Он глянул на Якова своим налитым кровью глазом. Нога
Пусть себе говорит, думал он, но его трясло.
– День за днем они гадят на наше отечество, – бубнил дальше лодочник, – спасенья нет от них никакого – единственно, уничтожить. Я не про то, что убить, скажем, еврея там и сям, садануть, скажем, кулаком по башке, – нет, всех надо уничтожить. И старались уж было, ан все не так-то, как следует. Я что говорю: скликать всех мужиков наших, скопом, и чтобы с ружьями, кольями, дубинами, вилами – все, чем можно убить еврея, – и как зазвонят в церквах колокола, сразу – в жидовский квартал, а это сразу по вони распознаешь, и найти их, где ни попрятались – на чердаках, в погребах, норах крысиных, – и размозжить им мозги, кишки вьшустить, отстрелить носы их сопливые, не глядя, стар ли, млад, им ведь только потачку дай, они расплодятся, как крысы, и все тогда сызнова начинать. И как перебьем все сучье племя, по всей России-матушке, по всем губерниям, отовсюду их выкурим – хотя сколько их на одном Подоле пристроилось, – трупы сложим да бензином и обольем, и костры будем жечь, чтобы людям по всему миру смотреть приятно. А потом вонючий пепел развеем и поделим рубли, и камни, и серебро, и меха – словом, все, что они награбили, или же бедным отдадим, ведь ихнее все это по праву. Вот помяни мое слово – недолго ждать, мы сделаем все, как я говорю, потому Господь наш, которого они распяли, справедливой мести желает.
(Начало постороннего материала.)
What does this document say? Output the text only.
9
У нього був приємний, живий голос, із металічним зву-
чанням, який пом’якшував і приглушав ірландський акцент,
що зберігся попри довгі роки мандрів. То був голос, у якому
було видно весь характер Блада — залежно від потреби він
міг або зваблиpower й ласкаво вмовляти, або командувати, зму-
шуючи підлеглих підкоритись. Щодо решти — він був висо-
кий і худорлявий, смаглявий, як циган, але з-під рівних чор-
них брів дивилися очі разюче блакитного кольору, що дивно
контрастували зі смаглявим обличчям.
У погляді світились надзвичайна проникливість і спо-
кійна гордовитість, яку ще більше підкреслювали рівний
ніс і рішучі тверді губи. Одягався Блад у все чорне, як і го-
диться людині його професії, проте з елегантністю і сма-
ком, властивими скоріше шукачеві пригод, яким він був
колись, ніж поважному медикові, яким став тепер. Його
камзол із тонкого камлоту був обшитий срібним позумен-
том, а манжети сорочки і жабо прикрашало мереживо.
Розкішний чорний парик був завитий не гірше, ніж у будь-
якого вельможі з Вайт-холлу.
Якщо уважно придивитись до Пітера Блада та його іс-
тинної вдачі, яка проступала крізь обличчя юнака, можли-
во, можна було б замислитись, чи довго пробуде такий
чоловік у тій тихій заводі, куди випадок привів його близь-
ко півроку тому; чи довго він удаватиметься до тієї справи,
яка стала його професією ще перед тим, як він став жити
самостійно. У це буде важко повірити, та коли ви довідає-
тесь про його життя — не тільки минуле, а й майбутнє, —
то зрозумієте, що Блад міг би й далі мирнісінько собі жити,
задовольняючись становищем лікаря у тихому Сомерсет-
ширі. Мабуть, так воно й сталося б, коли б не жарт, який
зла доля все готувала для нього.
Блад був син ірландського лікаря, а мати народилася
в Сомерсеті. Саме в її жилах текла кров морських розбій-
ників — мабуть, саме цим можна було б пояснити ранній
Он бросил одно весло и перекрестился.
Яков чуть было не последовал его примеру. Мешок с филактериями, всплеснув, упал в Днепр и свинцом пошел ко дну.
ЧАСТЬ ВТОРАЯ
Куда вы пойдете, если некуда вам пойти? Сначала он таился в еврейском квартале, иногда выходил украдкой, чтобы оглядеться, поразведать, проверить, тверда ли под ногами земля. Киев, «Русский Иерусалим», все еще пугал его и тревожил. Он был здесь когда-то, несколько жарких летних дней перед армией, и теперь снова только одна его половина смотрела на город – вторую одолевали заботы. Однако он бродил из улицы в улицу, и как светлы, хороши были краски. Золотистая дымка дрожала в воздухе вечерами. Деловые улицы были запружены разным людом: украинскими крестьянами в малоросских костюмах, цыганами, солдатами, попами. По ночам белые газовые шары сияли по улицам и плыл над рекою густой туман. На трех холмах стоял Киев, и Яков помнил, как впервые, дрожа от волнения, увидел город с Николаевского моста – белые крапинки домов под зелеными крышами, церкви, монастыри, и золото, серебро куполов парит над зеленой листвой. У него был глаз на красоту, хоть жизнь ему это нисколько не скрашивало. Но человек ведь не какая-нибудь тебе рабочая лошадь, или это пустые слова?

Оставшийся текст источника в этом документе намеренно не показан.